One principal caught me in the hallway, gave me a hug and said to the effect that he was behind me and not to worry about anything. Another wrote me a heartfelt e mail saying she understood. My principal didn't talk to me for nearly two weeks. When she did, she offered up an idea: what if I could work half time? At first I thought no, done, sorry, no. But then - I really really love my kids. And they're really learning so much, and have gelled into this lovely little community, all dysfunction aside. So I came back and agreed that if that were an option, I would take it. It's still not set in stone, but I think I'd be okay with it if it were. Knowing I could go home, stop at the gym, take care of my neglected exhausted body, then go home, be with my dog and cat and write for a few hours before my husband comes home, actually have time to spend with my husband... wow. I'll forgo the sushi and thoughtless shopping and financial stability. I'll patronize my local library more than the bookstores I love. I won't buy myself flowers for our house every week, though that will be a hard habit to break.
I want a more simple life. I can't - no - it's not that - it's that I Don't Want To - act like some sort of superhero every day anymore, exhausting myself, commuting way too far, etc etc.

But I still have stories every day that I've neglected telling in what was this mixture of guilt, fear, and now is such exuberance and relief. If I'd known how it was going to feel after I quit, I would have done it a long time ago. Elation.
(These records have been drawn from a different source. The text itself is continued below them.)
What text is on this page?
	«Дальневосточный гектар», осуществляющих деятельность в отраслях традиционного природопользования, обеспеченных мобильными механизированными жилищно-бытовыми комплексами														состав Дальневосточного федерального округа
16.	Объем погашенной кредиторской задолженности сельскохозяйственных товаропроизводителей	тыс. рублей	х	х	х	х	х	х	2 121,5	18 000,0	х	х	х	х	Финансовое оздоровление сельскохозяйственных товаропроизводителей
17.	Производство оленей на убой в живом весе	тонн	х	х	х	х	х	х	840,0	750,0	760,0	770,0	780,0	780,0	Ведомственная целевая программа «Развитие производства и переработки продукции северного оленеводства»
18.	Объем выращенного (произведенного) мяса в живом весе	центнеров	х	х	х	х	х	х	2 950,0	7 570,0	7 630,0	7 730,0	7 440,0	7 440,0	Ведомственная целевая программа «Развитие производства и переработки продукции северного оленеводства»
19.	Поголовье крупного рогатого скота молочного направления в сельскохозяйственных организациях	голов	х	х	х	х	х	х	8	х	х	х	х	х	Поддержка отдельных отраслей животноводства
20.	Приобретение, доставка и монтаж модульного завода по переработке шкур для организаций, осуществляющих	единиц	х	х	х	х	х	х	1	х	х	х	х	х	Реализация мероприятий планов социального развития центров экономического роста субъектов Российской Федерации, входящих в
I've grown much fonder of my new first graders. Funny how I taught pre school for years and was so accustomed to their neediness. What a difference from second and third graders -
I. is one of my first graders, a little boy with a soft voice and gentleness. He often seems sad, but yesterday was verbal about it. "I'm sad," he told me. "I miss my dad."
"Where's your dad?"
"I can't tell you. My aunt told me not to."
I already had my suspicions.
"Well I'm sure that wherever he is, you are in his heart." I put my hand on his chest to illustrate.
"I can't tell you where he is because the other kids will hear."
"You could whisper in my ear if you want to."
He got close and cupped his hand around my ear. "He's in jail."
He stood back and looked at me.
"Can I tell you a secret?"
I cupped my hand and whispered to him. "My stepson is in jail."

He smiled, slightly, and looked at me. "It's okay," I said. He nodded and seemed satisfied.

He was still sad, though. When we were doing writing assigments I helped him write a letter to his dad. "You are my best dad. I love mommy and daddy forever."

While I was helping him, A. came over to me with a question. Then I asked him, "Hey is it okay if I tell I. where your dad is?"

"He's in jail," A. shrugged.

It's funny. My mother asked me about school, and I told her about I., how he's touched me, how sad he's been the last couple days.

"My God," she said. "These kids lives are so different than kids in a normal school."

Normal school.
I don't imagine the work would be necessarily easier in a "normal school." I don't imagine I would love my kids quite as fiercely, either.